NIU College of Business
- Type: Public Business school
- Established: 1961
- Affiliations: Northern Illinois University
- Dean: Balaji Rajagopalan
- Location: Barsema Hall 740 Garden Road DeKalb, Illinois 60115, U.S.
- Website: NIU College of Business

= NIU College of Business =

Northern Illinois University unit

NIU College of Business (NIU COB) was established in 1961.

== History ==
In 1951, the Business Department was formed at Northern Illinois University (NIU). Originally housed in the former WWII barracks, located on the corner of Lucinda and Garden Road, the three faculty members of the new Business Department taught 11 business courses to their 43 business students.

Dr. Francis Geigle, as the first chair of the department, would see the Business Department outgrow the barracks, moving first to Altgeld Hall and then to McMurry Hall by the end of the decade.

During the next decade the Business Department became the NIU College of Business and moved to its new home in Wirtz Hall.

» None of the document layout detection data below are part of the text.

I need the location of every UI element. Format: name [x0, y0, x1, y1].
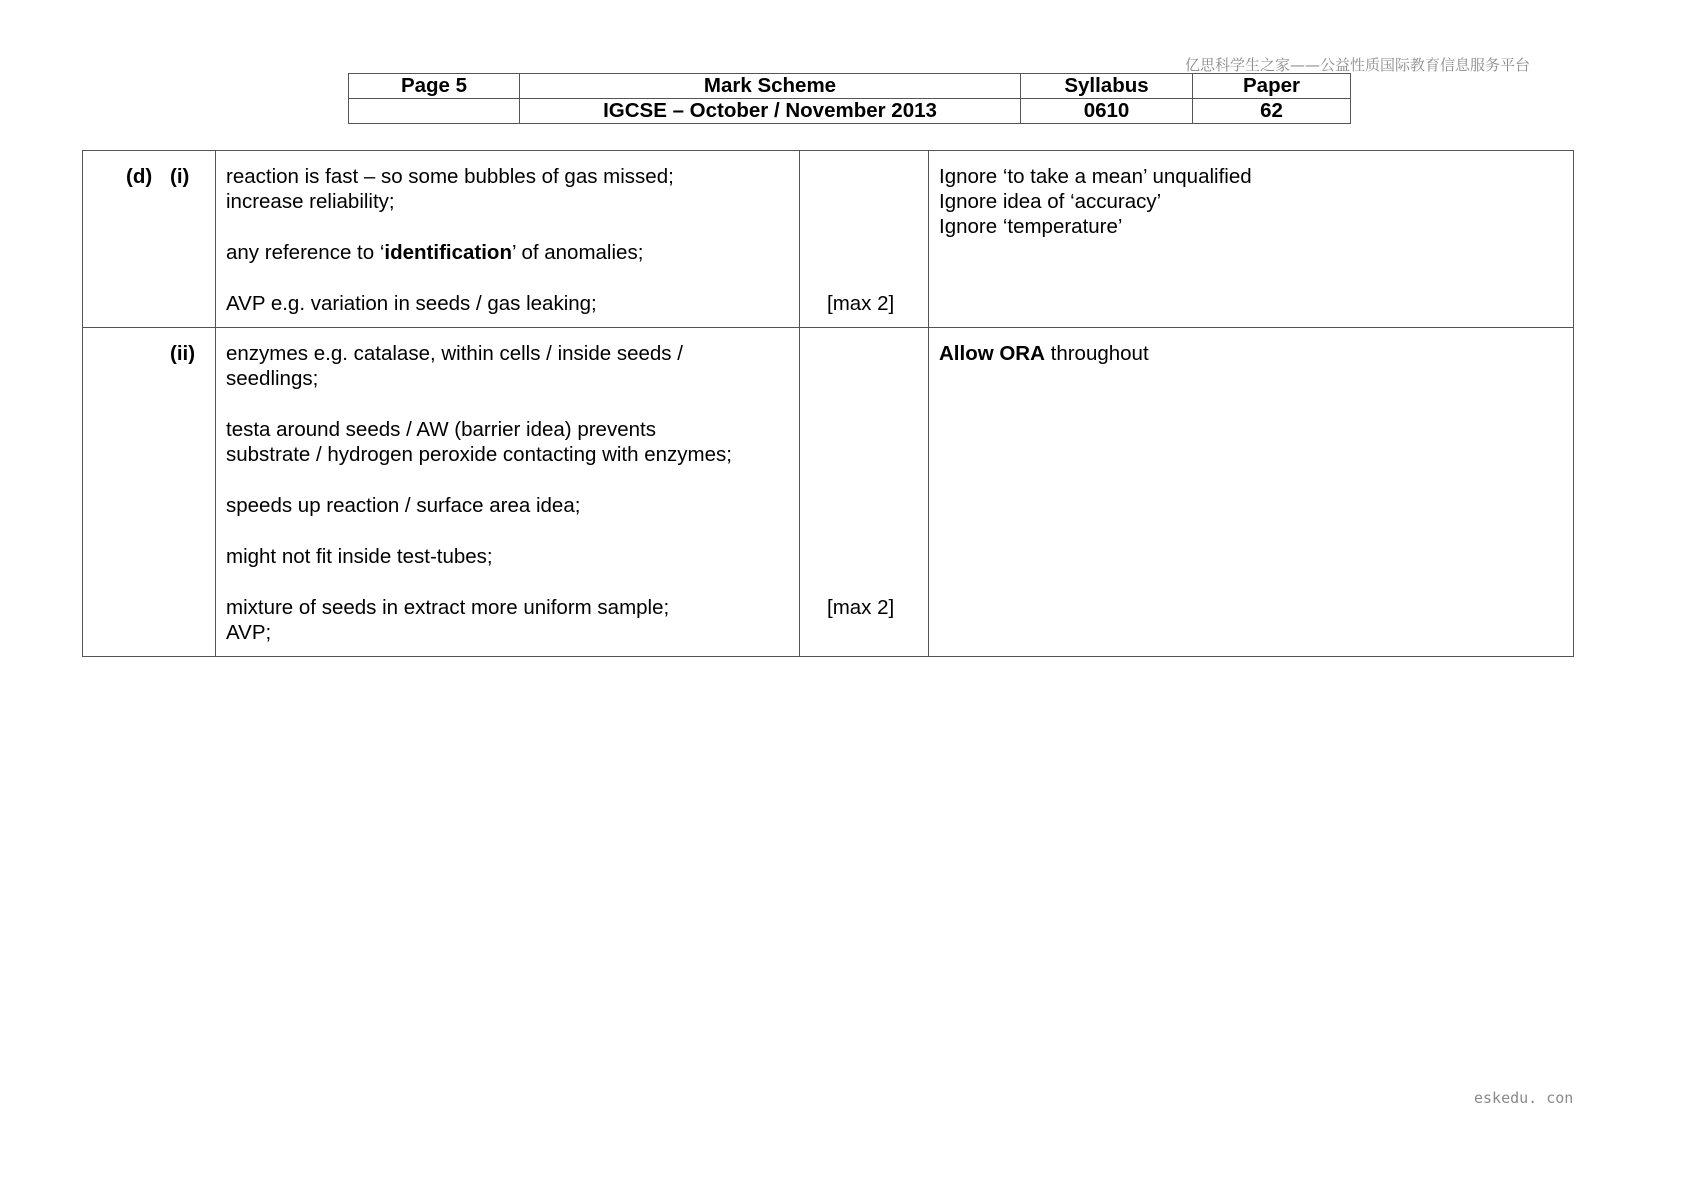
answer-line: AVP; [226, 621, 272, 644]
answer-cell [216, 151, 800, 328]
mark-scheme-table [82, 150, 1574, 657]
header-paper-label: Paper [1193, 74, 1351, 99]
guidance-cell [929, 151, 1574, 328]
marks-value: [max 2] [827, 596, 895, 619]
answer-text: any reference to ‘ [226, 241, 385, 264]
header-title: Mark Scheme [520, 74, 1021, 99]
table-row [83, 328, 1574, 657]
answer-line: mixture of seeds in extract more uniform sample; [226, 596, 670, 619]
answer-text: ’ of anomalies; [511, 241, 644, 264]
guidance-cell [929, 328, 1574, 657]
question-label-cell [83, 151, 216, 328]
header-syllabus-label: Syllabus [1021, 74, 1193, 99]
answer-line: might not fit inside test-tubes; [226, 545, 493, 568]
answer-keyword: identification [384, 241, 512, 264]
header-table [348, 73, 1351, 124]
header-syllabus-code: 0610 [1021, 99, 1193, 124]
header-blank [349, 99, 520, 124]
header-row [349, 99, 1351, 124]
header-page: Page 5 [349, 74, 520, 99]
watermark-top: 亿思科学生之家——公益性质国际教育信息服务平台 [1185, 56, 1531, 74]
answer-line: testa around seeds / AW (barrier idea) prevents [226, 418, 656, 441]
marks-value: [max 2] [827, 292, 895, 315]
question-subpart-label: (i) [170, 165, 190, 188]
marks-cell [800, 151, 929, 328]
table-row [83, 151, 1574, 328]
header-exam: IGCSE – October / November 2013 [520, 99, 1021, 124]
answer-line: AVP e.g. variation in seeds / gas leaking; [226, 292, 597, 315]
guidance-keyword: Allow ORA [939, 342, 1045, 365]
marks-cell [800, 328, 929, 657]
question-part-label: (d) [126, 165, 153, 188]
header-paper-number: 62 [1193, 99, 1351, 124]
question-label-cell [83, 328, 216, 657]
answer-line: increase reliability; [226, 190, 395, 213]
answer-line: reaction is fast – so some bubbles of gas missed; [226, 165, 674, 188]
guidance-line: Ignore ‘temperature’ [939, 215, 1123, 238]
guidance-text: throughout [1044, 342, 1149, 365]
answer-cell [216, 328, 800, 657]
watermark-bottom: eskedu. con [1474, 1089, 1574, 1107]
guidance-line: Ignore ‘to take a mean’ unqualified [939, 165, 1252, 188]
question-subpart-label: (ii) [170, 342, 196, 365]
answer-line: enzymes e.g. catalase, within cells / inside seeds / [226, 342, 683, 365]
guidance-line: Ignore idea of ‘accuracy’ [939, 190, 1162, 213]
answer-line [226, 240, 643, 265]
answer-line: speeds up reaction / surface area idea; [226, 494, 581, 517]
answer-line: substrate / hydrogen peroxide contacting with enzymes; [226, 443, 732, 466]
guidance-line [939, 341, 1149, 366]
answer-line: seedlings; [226, 367, 319, 390]
header-row [349, 74, 1351, 99]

Barsema Hall was built in 2002.

== Departments ==
- Accountancy
- Business Administration
- Finance
- Management
- Marketing
- Operations Management and Information Systems

== Facilities ==
Barsema Hall located on the Northern Illinois University Campus is the home of the NIU College of Business. Completed in 2002, the building is named after Dennis and Stacey Barsema, whose private donation allowed the construction of the new business building.

The 144,000 square foot facility combines classrooms, computer labs, a 375-seat auditorium, specialized labs, faculty and staff offices, and spaces for studying, meeting, and even eating. The core of the building contains a large atrium space complete with a cafe.